Где-то далеко в зале начались волнения. За степенно двигающимися машинами в дальнем конце огромного помещения я увидел всплеск толпы в Бещеле, движения которой были подобны движениям охваченного паникой стада животных. Люди разбегались от фигуры какого-то человека, который опирался, нет, поднялся, держа что-то обеими руками. Винтовку, из которой он целился.
Глава 22
Ещё один отрывистый звук, едва слышимый из-за криков, усиливавшихся по всей длине туннеля. Выстрел, тихий из-за глушителя или акустики, но к тому времени, как он раздался, я прыгнул на Боудена и повалил его на землю, и взрывной удар пули в стену был громче, чем сам выстрел. Осколки разлетелись в разные стороны. Слыша паническое дыхание Боудена, я схватил его за запястье и стискивал, пока он не уронил своё оружие. Я не давал ему встать, держа вне поля зрения снайпера, мишенью которого он был.

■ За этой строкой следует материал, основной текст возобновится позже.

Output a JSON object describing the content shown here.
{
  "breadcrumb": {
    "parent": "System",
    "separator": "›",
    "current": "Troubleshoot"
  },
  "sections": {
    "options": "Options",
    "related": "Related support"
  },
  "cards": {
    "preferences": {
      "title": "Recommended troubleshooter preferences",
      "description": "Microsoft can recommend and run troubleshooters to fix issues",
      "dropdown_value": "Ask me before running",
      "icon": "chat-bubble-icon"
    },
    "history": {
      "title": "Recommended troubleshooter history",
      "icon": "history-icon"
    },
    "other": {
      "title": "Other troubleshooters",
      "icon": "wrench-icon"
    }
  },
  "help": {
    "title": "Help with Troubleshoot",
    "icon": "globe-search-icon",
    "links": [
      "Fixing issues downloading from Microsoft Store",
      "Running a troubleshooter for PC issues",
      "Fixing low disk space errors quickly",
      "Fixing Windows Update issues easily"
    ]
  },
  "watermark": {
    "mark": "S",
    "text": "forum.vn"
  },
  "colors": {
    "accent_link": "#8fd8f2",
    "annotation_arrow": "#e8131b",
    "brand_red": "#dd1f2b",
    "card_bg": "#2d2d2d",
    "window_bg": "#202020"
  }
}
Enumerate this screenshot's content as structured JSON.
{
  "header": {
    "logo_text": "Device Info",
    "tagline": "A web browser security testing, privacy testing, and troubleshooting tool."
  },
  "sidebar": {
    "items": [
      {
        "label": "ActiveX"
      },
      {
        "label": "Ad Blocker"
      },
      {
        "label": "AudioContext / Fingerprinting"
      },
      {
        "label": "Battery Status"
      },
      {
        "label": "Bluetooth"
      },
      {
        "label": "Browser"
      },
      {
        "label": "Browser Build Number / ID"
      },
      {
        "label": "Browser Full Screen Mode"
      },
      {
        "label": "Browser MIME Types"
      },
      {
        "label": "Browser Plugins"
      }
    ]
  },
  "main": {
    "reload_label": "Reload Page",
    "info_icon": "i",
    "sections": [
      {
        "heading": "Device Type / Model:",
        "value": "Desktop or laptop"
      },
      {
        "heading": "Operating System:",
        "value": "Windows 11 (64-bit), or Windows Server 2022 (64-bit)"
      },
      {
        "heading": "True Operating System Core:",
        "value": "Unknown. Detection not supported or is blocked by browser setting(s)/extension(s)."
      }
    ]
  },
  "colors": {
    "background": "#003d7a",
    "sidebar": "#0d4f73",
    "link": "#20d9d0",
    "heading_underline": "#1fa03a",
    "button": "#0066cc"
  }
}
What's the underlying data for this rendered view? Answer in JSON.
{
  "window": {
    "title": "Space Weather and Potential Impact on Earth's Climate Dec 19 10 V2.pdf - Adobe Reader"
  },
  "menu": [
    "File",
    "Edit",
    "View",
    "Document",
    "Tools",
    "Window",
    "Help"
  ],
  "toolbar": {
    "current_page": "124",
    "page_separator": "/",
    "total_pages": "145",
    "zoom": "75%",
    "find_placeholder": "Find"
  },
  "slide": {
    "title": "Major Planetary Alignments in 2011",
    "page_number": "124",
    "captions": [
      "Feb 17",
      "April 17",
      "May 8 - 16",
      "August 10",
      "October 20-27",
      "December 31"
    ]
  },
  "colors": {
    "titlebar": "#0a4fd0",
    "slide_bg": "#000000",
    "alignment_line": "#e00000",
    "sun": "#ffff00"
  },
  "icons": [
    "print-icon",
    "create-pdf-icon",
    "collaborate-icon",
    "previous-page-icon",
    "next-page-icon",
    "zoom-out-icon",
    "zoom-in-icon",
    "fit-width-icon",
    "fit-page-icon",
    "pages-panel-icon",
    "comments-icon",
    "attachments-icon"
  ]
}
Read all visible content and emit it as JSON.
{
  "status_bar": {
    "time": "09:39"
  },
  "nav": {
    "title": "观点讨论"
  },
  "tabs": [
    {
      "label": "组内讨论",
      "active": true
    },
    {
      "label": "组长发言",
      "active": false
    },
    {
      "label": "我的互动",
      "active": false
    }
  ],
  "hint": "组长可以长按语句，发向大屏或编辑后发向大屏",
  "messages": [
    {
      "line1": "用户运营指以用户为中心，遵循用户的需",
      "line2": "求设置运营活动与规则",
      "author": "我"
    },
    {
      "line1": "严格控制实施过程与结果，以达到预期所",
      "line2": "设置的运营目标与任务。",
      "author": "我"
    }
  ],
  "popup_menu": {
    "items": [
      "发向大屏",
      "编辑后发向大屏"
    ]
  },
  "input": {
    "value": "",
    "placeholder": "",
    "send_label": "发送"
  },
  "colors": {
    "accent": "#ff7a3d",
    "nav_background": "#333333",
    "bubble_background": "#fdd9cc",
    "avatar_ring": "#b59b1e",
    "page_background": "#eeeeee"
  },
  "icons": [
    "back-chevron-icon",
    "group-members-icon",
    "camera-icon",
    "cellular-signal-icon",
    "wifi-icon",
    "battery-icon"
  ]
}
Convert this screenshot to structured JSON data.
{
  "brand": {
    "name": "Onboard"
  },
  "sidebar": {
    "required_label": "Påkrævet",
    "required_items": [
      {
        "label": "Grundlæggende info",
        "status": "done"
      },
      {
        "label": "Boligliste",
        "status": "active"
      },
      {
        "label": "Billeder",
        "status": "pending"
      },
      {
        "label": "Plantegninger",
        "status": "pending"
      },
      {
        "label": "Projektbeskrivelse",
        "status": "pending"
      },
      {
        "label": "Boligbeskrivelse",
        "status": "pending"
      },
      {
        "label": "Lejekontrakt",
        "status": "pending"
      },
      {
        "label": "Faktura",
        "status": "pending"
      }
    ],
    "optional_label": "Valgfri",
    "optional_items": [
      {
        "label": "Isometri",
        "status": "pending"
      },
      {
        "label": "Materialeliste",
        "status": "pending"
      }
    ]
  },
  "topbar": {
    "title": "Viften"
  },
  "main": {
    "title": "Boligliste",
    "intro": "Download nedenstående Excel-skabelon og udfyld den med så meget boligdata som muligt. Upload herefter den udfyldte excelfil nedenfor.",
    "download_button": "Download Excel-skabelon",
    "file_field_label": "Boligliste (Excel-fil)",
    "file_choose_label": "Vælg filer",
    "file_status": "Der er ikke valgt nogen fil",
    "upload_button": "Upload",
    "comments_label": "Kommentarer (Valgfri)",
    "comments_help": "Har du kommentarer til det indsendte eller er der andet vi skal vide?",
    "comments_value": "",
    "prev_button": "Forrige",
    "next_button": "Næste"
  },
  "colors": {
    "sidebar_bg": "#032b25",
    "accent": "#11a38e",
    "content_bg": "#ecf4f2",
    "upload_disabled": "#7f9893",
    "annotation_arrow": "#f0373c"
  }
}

— Лечь! Всем лечь! — кричал я.
Люди опускались на колени так вяло, что трудно было в это поверить, они съёживались, а их крики становились всё громче и громче, по мере того как до них доходила опасность. Ещё один звук, ещё, бешено тормозящий и сигналящий автомобиль, ещё один глухой вздох, и кирпичи снова приняли в себя пулю.
Я удерживал Боудена на асфальте.
— Тьяд! — Это был Дхатт.
— Говорите, — крикнул я ему.
Повсюду сновали охранники, они размахивали оружием, глядя во все стороны, и вопили друг другу идиотские бессмысленные приказы.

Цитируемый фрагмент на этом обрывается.